Yebbut over time, probably a good many decades, and with many millions of gallons of water passing through the pipe in that time, the cement component will slowly erode or dissolve, probably both, and the asbestos particles will gradually be released. Not in high concentration, or all at once, but they'll be there, nevertheless.
If you swallow asbestos, it'll just go straight through and come out the next time you take a shit, or the time after that. It's not chemically poisonous. White asbestos is simply a hydrated magnesium silicate; blue/brown asbestos also contains sodium and iron in varying proportions. If the latter type gets into your lungs, it's a different matter. It's a physical problem in there, not a chemical one. The body's natural clearance processes can't shift it because the fibres are too long and it stays there a very long time. So it eventually causes a tumor, mesothelioma. Less of a problem with white asbestos.
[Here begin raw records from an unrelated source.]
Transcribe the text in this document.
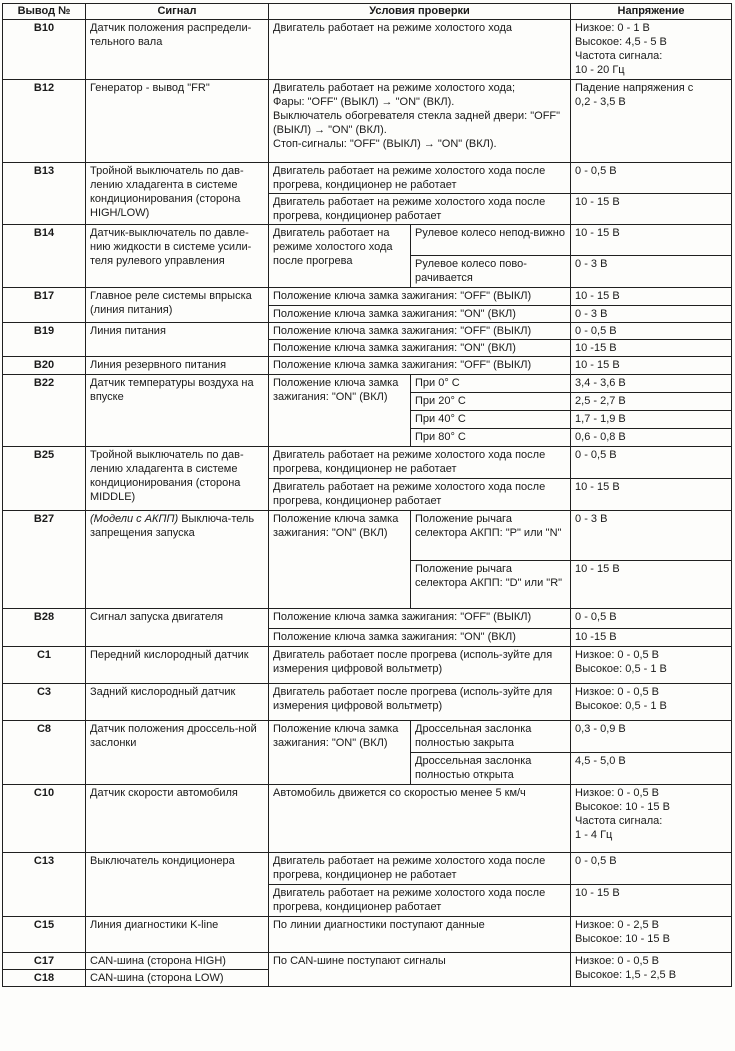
Вывод №	Сигнал	Условия проверки		Напряжение
B10	Датчик положения распредели-тельного вала	Двигатель работает на режиме холостого хода		Низкое: 0 - 1 В
Высокое: 4,5 - 5 В
Частота сигнала:
10 - 20 Гц

B12	Генератор - вывод "FR"	Двигатель работает на режиме холостого хода;
Фары: "OFF" (ВЫКЛ) → "ON" (ВКЛ).
Выключатель обогревателя стекла задней двери: "OFF" (ВЫКЛ) → "ON" (ВКЛ).
Стоп-сигналы: "OFF" (ВЫКЛ) → "ON" (ВКЛ).		Падение напряжения с
0,2 - 3,5 В

B13	Тройной выключатель по дав-лению хладагента в системе кондиционирования (сторона HIGH/LOW)	Двигатель работает на режиме холостого хода после прогрева, кондиционер не работает		0 - 0,5 В
		Двигатель работает на режиме холостого хода после прогрева, кондиционер работает		10 - 15 В
B14	Датчик-выключатель по давле-нию жидкости в системе усили-теля рулевого управления	Двигатель работает на режиме холостого хода после прогрева	Рулевое колесо непод-вижно	10 - 15 В
			Рулевое колесо пово-рачивается	0 - 3 В
B17	Главное реле системы впрыска (линия питания)	Положение ключа замка зажигания: "OFF" (ВЫКЛ)		10 - 15 В
		Положение ключа замка зажигания: "ON" (ВКЛ)		0 - 3 В
B19	Линия питания	Положение ключа замка зажигания: "OFF" (ВЫКЛ)		0 - 0,5 В
		Положение ключа замка зажигания: "ON" (ВКЛ)		10 -15 В
B20	Линия резервного питания	Положение ключа замка зажигания: "OFF" (ВЫКЛ)		10 - 15 В
B22	Датчик температуры воздуха на впуске	Положение ключа замка зажигания: "ON" (ВКЛ)	При 0° С	3,4 - 3,6 В
			При 20° С	2,5 - 2,7 В
			При 40° С	1,7 - 1,9 В
			При 80° С	0,6 - 0,8 В
B25	Тройной выключатель по дав-лению хладагента в системе кондиционирования (сторона MIDDLE)	Двигатель работает на режиме холостого хода после прогрева, кондиционер не работает		0 - 0,5 В
		Двигатель работает на режиме холостого хода после прогрева, кондиционер работает		10 - 15 В
B27	(Модели с АКПП) Выключа-тель запрещения запуска	Положение ключа замка зажигания: "ON" (ВКЛ)	Положение рычага селектора АКПП: "P" или "N"	0 - 3 В
			Положение рычага селектора АКПП: "D" или "R"	10 - 15 В
B28	Сигнал запуска двигателя	Положение ключа замка зажигания: "OFF" (ВЫКЛ)		0 - 0,5 В
		Положение ключа замка зажигания: "ON" (ВКЛ)		10 -15 В
C1	Передний кислородный датчик	Двигатель работает после прогрева (исполь-зуйте для измерения цифровой вольтметр)		Низкое: 0 - 0,5 В
Высокое: 0,5 - 1 В

C3	Задний кислородный датчик	Двигатель работает после прогрева (исполь-зуйте для измерения цифровой вольтметр)		Низкое: 0 - 0,5 В
Высокое: 0,5 - 1 В

C8	Датчик положения дроссель-ной заслонки	Положение ключа замка зажигания: "ON" (ВКЛ)	Дроссельная заслонка полностью закрыта	0,3 - 0,9 В
			Дроссельная заслонка полностью открыта	4,5 - 5,0 В
C10	Датчик скорости автомобиля	Автомобиль движется со скоростью менее 5 км/ч		Низкое: 0 - 0,5 В
Высокое: 10 - 15 В
Частота сигнала:
1 - 4 Гц

C13	Выключатель кондиционера	Двигатель работает на режиме холостого хода после прогрева, кондиционер не работает		0 - 0,5 В
		Двигатель работает на режиме холостого хода после прогрева, кондиционер работает		10 - 15 В
C15	Линия диагностики K-line	По линии диагностики поступают данные		Низкое: 0 - 2,5 В
Высокое: 10 - 15 В

C17	CAN-шина (сторона HIGH)	По CAN-шине поступают сигналы		Низкое: 0 - 0,5 В
Высокое: 1,5 - 2,5 В

C18	CAN-шина (сторона LOW)			
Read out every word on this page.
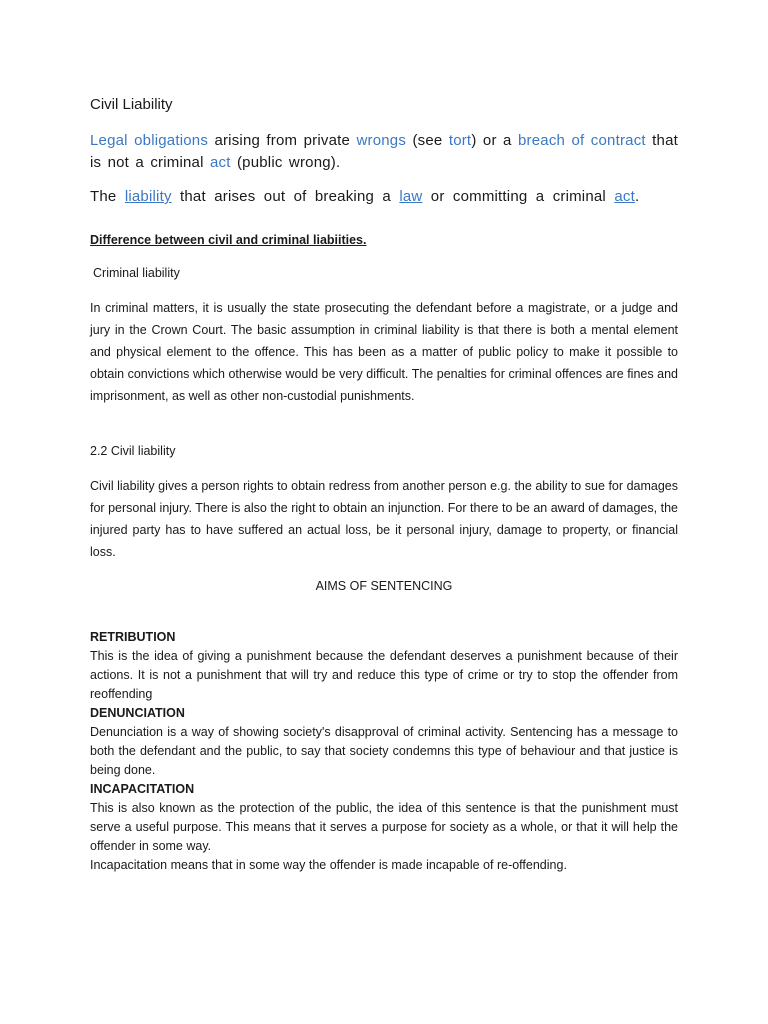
Civil Liability
Legal obligations arising from private wrongs (see tort) or a breach of contract that is not a criminal act (public wrong).
The liability that arises out of breaking a law or committing a criminal act.
Difference between civil and criminal liabiities.
Criminal liability
In criminal matters, it is usually the state prosecuting the defendant before a magistrate, or a judge and jury in the Crown Court. The basic assumption in criminal liability is that there is both a mental element and physical element to the offence. This has been as a matter of public policy to make it possible to obtain convictions which otherwise would be very difficult. The penalties for criminal offences are fines and imprisonment, as well as other non-custodial punishments.
2.2 Civil liability
Civil liability gives a person rights to obtain redress from another person e.g. the ability to sue for damages for personal injury. There is also the right to obtain an injunction. For there to be an award of damages, the injured party has to have suffered an actual loss, be it personal injury, damage to property, or financial loss.
AIMS OF SENTENCING
RETRIBUTION
This is the idea of giving a punishment because the defendant deserves a punishment because of their actions. It is not a punishment that will try and reduce this type of crime or try to stop the offender from reoffending
DENUNCIATION
Denunciation is a way of showing society's disapproval of criminal activity. Sentencing has a message to both the defendant and the public, to say that society condemns this type of behaviour and that justice is being done.
INCAPACITATION
This is also known as the protection of the public, the idea of this sentence is that the punishment must serve a useful purpose. This means that it serves a purpose for society as a whole, or that it will help the offender in some way.
Incapacitation means that in some way the offender is made incapable of re-offending.
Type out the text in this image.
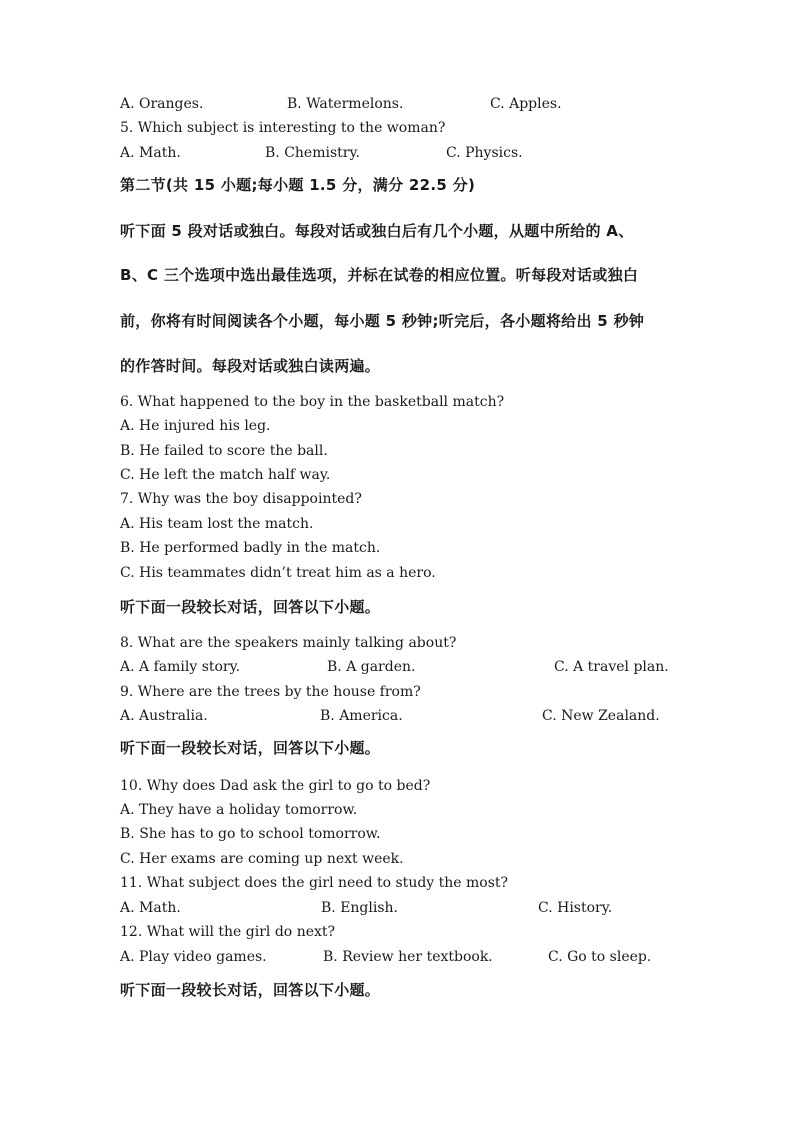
A. Oranges.	B. Watermelons.	C. Apples.
5. Which subject is interesting to the woman?
A. Math.	B. Chemistry.	C. Physics.
第二节(共 15 小题;每小题 1.5 分，满分 22.5 分)
听下面 5 段对话或独白。每段对话或独白后有几个小题，从题中所给的 A、
B、C 三个选项中选出最佳选项，并标在试卷的相应位置。听每段对话或独白
前，你将有时间阅读各个小题，每小题 5 秒钟;听完后，各小题将给出 5 秒钟
的作答时间。每段对话或独白读两遍。
6. What happened to the boy in the basketball match?
A. He injured his leg.
B. He failed to score the ball.
C. He left the match half way.
7. Why was the boy disappointed?
A. His team lost the match.
B. He performed badly in the match.
C. His teammates didn’t treat him as a hero.
听下面一段较长对话，回答以下小题。
8. What are the speakers mainly talking about?
A. A family story.	B. A garden.	C. A travel plan.
9. Where are the trees by the house from?
A. Australia.	B. America.	C. New Zealand.
听下面一段较长对话，回答以下小题。
10. Why does Dad ask the girl to go to bed?
A. They have a holiday tomorrow.
B. She has to go to school tomorrow.
C. Her exams are coming up next week.
11. What subject does the girl need to study the most?
A. Math.	B. English.	C. History.
12. What will the girl do next?
A. Play video games.	B. Review her textbook.	C. Go to sleep.
听下面一段较长对话，回答以下小题。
Because TPTB are ultra cautious and want to protect themselves against any criticism of exposing Joe public to a hazard. It's just the same with nuclear safety, as you well know and keep saying. But chucking it in a pond wouldn't actually get rid of it in the sense of dissolving it. Chucking it in an acid bath might, but that would be a lot more expensive than just burying it in a special landfill site. It could be dumped at sea, I suppose, that's a big enough pond, but FOE would be up in arms, claiming it was killing the fish.
And of course how hazardous it is depends on the type of asbestos, blue/brown or white, but again, TPTB lump it all together under the one category, to be on the safe side.
In all but the softest of water areas the inside of the pipes furs up with a protective layer of limescale and rust fairly quickly. It is only a problem then if it gets disturbed. I didn't think they were using it for new builds today though it was very common in the past.
They do damp down asbestos when they are removing it to avoid airborne fibres escaping. It is asbestos cement anyway so most of the fibres are trapped in a cement matrix unless you smash it up a la Malcolm McClaren.
It is less serious if it doesn't get deep into your lungs too.
Well having recently seen the thickness of limescale in a land-drain taking away spring water (about a centimetre in 4 years) I rather suspect that asbestos water mains will be OK.
In any case, the problem is inhaling airborn fibres, which end up forever in the alveoli. I suspect that drinking them is much less harmful.
Did you try it? It didn't ask me to log in. If no one else can see it, try this "Researchers studied more than 2,000 women with ovarian cancer and a similar-sized control group who were free of disease. Overall, they found a 33% increase in the risk of ovarian cancer with genital talc use" from here
I get the pleasure of attending an asbestos awareness course every year.
The simple answer is because you drink water and do not breath it in.
The last guy that did the last course asked everyone "Why do goldfish and budgies never get asbestosis?" Well the goldfish answer was because it does not breath air and the second answer was because budgies do not have a long enough lifespan to develop it.
That's when the apprentice stuck his arm up in the air and asked "Does anyone ever test goldfish and budgies for asbestosis when they die?"
The guy doing the course answered "no" and the apprentice then asked "so how do you know how they died?".